The Washington Policy Center recently released a policy note regarding State Supt. Randy Dorn’s proposal on how to fund basic education shows a fundamental lack of understanding of the issues surrounding McCleary v. State of Washington. The writer, Liv Finne, appears to believe that the Supreme Court has ordered the Washington state Legislature to reform our state’s program of basic education.
The Supreme Court has done no such thing.
At its core, McCleary is about basic education funding. The Court’s main points are:
- Using levies to pay for basic education is unconstitutional, and
- The state must fund the educational program already in law via HB 2261.
Ms. Finne misreads what’s at stake in McCleary in two ways. First, she observes that total education funding is currently the highest in state history. Even if that were true, it’s beside the point: McCleary reaffirmed that it’s the state’s responsibility—not local school districts’, and not other sources—to fund K-12 education from regular and dependable tax sources. Put simply, the state must define a statewide program of basic education, and it must pay for it from state revenue.
Second, Ms. Finne has cherry-picked language from the Supreme Court’s primary opinion in McCleary to support her political argument that the Legislature must reform the State’s program of basic education before increasing state funding. She writes:
Superintendent Dorn says his tax increase is necessary for the state to comply with the Supreme Court’s decision in McCleary, yet this view shows a selective understanding of what the decision says. In the decision the judges clearly said that simply adding more money to the current unreformed system is not enough to comply with the court’s ruling.
“Fundamental reforms are needed for Washington to meet its constitutional obligation to its students. Pouring more money into an outmoded system will not succeed.”
Ms. Finne has taken this quote from the original McCleary decision out of context. The quote, found on Page 69, occurs at the end of the court’s analysis of the case. The preceding paragraph, though, clearly states that its analysis is focused on funding (emphasis added):
After extensive review over many years, state task forces and committees have concluded that the K-12 funding system is broken. The legislature itself abandoned its longtime funding model effective September 1, 2011. Following an eight-week bench trial, the trial court concluded that the State has failed to meet its constitutional obligations. Substantial evidence confirms that the State’s funding system neither achieved nor was reasonably likely to achieve the constitutionally prescribed ends under article IX, section 1. We affirm the trial court’s declaratory ruling and hold that the State has not complied with its article IX, section 1 duty to make ample provision for the education of all children in Washington.
We do not believe this conclusion comes as a surprise. Rather, the evidence in this case confirms what many educational experts and observers have long recognized: fundamental reforms are needed for Washington to meets its constitutional obligation to its students. Pouring more money into an outmoded system will not succeed.

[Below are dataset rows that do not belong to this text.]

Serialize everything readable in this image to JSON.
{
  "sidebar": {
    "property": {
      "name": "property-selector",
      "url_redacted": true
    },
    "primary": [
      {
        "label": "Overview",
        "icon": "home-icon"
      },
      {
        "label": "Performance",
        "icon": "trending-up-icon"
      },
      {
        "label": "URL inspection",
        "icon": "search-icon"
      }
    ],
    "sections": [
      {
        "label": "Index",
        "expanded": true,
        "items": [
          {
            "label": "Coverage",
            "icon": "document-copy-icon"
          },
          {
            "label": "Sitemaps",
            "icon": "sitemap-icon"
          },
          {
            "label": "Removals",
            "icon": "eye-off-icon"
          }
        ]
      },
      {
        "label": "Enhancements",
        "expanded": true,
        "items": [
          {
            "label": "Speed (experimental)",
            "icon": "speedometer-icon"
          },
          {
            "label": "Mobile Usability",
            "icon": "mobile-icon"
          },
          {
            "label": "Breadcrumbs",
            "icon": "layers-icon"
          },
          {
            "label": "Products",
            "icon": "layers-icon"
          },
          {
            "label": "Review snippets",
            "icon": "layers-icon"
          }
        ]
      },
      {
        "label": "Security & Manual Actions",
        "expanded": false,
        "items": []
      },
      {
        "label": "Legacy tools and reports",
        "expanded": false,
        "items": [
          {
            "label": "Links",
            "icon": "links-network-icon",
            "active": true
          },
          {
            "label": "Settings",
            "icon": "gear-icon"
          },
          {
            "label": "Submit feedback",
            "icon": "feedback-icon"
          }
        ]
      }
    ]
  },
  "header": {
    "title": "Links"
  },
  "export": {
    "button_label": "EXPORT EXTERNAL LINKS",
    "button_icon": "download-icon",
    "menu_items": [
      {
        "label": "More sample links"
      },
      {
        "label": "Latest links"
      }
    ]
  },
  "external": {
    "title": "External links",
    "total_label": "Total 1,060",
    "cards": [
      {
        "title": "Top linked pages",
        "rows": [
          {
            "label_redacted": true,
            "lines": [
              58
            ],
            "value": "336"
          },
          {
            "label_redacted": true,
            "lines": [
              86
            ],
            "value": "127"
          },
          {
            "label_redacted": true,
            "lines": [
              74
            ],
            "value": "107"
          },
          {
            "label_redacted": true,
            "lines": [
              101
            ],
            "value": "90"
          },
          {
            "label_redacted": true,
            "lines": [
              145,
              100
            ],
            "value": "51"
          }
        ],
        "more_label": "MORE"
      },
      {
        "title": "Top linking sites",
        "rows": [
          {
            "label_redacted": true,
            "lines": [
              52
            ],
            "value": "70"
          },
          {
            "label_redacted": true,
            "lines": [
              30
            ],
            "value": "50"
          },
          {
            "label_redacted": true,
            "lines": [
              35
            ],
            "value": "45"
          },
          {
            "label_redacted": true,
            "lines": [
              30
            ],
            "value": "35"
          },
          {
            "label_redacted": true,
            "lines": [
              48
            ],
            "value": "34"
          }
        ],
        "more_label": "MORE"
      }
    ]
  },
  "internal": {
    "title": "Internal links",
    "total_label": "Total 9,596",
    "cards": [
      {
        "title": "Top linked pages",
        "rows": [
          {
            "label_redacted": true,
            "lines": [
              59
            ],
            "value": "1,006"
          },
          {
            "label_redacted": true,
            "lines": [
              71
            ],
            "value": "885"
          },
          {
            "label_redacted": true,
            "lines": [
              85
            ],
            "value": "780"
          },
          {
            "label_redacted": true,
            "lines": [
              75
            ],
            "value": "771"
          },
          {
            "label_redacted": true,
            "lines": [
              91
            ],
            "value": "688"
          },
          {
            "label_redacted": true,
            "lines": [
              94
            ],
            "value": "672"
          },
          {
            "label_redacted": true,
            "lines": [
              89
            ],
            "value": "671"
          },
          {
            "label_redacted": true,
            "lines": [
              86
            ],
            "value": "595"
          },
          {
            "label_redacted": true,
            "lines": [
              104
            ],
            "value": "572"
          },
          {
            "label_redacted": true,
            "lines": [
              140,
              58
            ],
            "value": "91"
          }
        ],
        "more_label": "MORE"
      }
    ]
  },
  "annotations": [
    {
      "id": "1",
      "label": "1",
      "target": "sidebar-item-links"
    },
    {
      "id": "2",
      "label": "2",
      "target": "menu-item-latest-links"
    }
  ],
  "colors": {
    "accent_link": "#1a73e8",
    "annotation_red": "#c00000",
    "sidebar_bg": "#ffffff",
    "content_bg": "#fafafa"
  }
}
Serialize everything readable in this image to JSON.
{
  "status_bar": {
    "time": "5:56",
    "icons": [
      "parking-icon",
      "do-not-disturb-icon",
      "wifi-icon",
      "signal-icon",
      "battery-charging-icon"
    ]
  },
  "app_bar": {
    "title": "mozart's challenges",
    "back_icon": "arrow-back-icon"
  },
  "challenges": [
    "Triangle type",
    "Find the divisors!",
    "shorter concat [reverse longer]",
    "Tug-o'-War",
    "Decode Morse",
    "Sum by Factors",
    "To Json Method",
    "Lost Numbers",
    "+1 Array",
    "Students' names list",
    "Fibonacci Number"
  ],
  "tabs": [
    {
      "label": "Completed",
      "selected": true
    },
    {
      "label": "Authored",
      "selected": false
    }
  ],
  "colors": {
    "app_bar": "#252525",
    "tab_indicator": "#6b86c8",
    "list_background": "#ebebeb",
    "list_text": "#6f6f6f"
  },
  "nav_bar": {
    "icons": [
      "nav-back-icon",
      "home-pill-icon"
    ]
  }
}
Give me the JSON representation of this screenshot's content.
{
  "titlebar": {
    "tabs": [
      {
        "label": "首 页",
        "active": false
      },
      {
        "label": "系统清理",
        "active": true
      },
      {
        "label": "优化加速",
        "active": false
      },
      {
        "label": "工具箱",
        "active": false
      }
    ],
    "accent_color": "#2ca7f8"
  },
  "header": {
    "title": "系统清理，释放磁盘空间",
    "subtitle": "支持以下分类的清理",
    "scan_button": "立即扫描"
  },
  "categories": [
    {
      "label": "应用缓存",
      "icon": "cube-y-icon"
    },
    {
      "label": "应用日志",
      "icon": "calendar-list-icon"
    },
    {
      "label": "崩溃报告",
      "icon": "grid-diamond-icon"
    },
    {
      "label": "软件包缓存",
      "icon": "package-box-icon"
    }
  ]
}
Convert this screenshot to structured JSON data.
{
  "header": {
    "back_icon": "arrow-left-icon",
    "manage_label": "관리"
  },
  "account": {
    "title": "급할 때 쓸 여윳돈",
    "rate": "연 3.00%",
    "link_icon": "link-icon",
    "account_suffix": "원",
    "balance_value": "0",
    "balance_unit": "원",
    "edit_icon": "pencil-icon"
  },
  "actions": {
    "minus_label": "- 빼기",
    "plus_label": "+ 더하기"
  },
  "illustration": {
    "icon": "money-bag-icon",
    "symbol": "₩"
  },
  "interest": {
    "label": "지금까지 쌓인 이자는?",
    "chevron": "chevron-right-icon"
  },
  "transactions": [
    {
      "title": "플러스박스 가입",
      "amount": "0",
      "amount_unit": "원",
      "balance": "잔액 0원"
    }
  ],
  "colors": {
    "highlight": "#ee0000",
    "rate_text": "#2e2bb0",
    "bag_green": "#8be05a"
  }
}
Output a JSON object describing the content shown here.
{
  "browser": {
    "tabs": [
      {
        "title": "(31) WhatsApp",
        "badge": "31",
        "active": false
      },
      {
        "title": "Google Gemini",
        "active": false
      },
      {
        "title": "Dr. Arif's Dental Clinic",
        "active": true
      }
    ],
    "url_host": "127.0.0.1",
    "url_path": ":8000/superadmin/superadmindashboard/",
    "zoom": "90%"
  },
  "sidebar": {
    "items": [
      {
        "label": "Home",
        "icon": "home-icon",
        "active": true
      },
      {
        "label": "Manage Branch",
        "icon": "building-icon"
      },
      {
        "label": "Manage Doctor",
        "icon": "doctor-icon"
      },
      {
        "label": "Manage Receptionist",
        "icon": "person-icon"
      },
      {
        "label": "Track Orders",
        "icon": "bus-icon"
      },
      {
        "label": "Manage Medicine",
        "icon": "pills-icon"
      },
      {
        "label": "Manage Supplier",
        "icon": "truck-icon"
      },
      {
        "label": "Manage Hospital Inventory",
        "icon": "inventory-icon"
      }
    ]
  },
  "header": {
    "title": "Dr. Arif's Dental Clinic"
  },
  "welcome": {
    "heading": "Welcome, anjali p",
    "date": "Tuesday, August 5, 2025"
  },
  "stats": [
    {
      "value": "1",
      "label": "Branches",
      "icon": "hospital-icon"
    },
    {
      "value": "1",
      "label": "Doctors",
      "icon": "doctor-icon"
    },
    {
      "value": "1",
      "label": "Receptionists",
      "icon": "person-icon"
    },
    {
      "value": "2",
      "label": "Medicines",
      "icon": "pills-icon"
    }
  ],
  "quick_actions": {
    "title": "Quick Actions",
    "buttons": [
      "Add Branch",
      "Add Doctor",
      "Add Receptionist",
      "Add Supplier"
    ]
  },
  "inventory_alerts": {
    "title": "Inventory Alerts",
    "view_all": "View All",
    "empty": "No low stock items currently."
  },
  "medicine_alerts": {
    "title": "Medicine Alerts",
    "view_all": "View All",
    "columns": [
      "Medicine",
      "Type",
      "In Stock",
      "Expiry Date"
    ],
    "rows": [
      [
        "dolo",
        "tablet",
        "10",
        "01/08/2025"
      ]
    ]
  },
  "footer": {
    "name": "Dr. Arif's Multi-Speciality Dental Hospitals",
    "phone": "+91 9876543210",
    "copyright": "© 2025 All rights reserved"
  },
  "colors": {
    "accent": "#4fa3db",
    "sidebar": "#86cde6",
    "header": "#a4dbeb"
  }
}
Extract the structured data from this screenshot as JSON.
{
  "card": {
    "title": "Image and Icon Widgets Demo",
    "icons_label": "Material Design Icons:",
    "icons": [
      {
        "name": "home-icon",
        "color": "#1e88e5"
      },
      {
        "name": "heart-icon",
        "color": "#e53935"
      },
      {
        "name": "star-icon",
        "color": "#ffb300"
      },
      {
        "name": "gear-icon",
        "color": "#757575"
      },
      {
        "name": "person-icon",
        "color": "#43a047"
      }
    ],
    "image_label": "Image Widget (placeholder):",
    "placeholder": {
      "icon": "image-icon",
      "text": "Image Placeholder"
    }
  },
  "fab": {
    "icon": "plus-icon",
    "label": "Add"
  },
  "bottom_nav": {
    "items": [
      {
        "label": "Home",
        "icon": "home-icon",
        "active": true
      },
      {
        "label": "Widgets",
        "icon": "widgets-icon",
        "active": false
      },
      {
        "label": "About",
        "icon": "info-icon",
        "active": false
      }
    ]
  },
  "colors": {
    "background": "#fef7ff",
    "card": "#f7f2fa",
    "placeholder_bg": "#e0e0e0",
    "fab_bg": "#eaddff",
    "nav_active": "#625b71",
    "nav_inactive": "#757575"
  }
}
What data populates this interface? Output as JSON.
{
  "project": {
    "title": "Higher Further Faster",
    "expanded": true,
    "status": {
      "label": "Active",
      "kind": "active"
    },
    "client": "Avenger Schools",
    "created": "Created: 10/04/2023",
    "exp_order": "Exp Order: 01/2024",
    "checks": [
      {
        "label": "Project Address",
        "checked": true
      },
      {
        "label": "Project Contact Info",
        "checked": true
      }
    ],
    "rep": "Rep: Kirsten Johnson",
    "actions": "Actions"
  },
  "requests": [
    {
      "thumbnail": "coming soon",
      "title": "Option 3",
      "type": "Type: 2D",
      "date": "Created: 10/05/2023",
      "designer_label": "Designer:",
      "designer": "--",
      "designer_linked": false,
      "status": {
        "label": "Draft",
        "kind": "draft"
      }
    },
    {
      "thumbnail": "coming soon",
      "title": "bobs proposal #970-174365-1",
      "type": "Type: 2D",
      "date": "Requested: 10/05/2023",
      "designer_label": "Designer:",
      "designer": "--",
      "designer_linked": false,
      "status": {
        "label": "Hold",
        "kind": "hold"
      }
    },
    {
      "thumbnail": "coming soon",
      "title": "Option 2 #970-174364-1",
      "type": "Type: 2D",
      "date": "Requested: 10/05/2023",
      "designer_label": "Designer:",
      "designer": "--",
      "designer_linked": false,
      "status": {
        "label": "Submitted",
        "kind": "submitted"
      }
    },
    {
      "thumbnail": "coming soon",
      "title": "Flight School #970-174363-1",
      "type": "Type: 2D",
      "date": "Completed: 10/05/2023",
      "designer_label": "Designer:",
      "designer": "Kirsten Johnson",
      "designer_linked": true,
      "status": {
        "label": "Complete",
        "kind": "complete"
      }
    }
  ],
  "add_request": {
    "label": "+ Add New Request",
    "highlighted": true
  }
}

The “system” the court is referring to is the funding system. The constitutional obligation at issue in McCleary is to provide ample and uniform funding. The reforms the court describes are funding reforms – namely, ending the reliance on local levies.
We simply cannot continue to rely on local school levies to finance our state’s K-12 education system. That’s why Supt. Dorn supports funding reform, and why he proposed a revenue bill.
The Supreme Court did not mandate that the Legislature reform how we evaluate teachers, or that we create charter schools, or grade schools A to F, or give principals the ability to overrule personnel decisions made by superintendents, or change any other substantive area of the state’s program of basic education. It did mandate that the Legislature finally live up to its constitutional obligation to fully fund the system of education the Legislature itself has enacted.
Supt. Dorn suggested raising the sales tax because it is the one obvious revenue source available to the State of Washington. He would certainly welcome a better, more creative funding source than the sales tax. But to this point, he hasn’t seen a credible plan that will satisfy the Supreme Court.
“Reform before revenue” is a catchy slogan. But it is not an accurate statement of the situation currently facing the Legislature, and it should not be used as an excuse to avoid the hard questions surrounding education funding.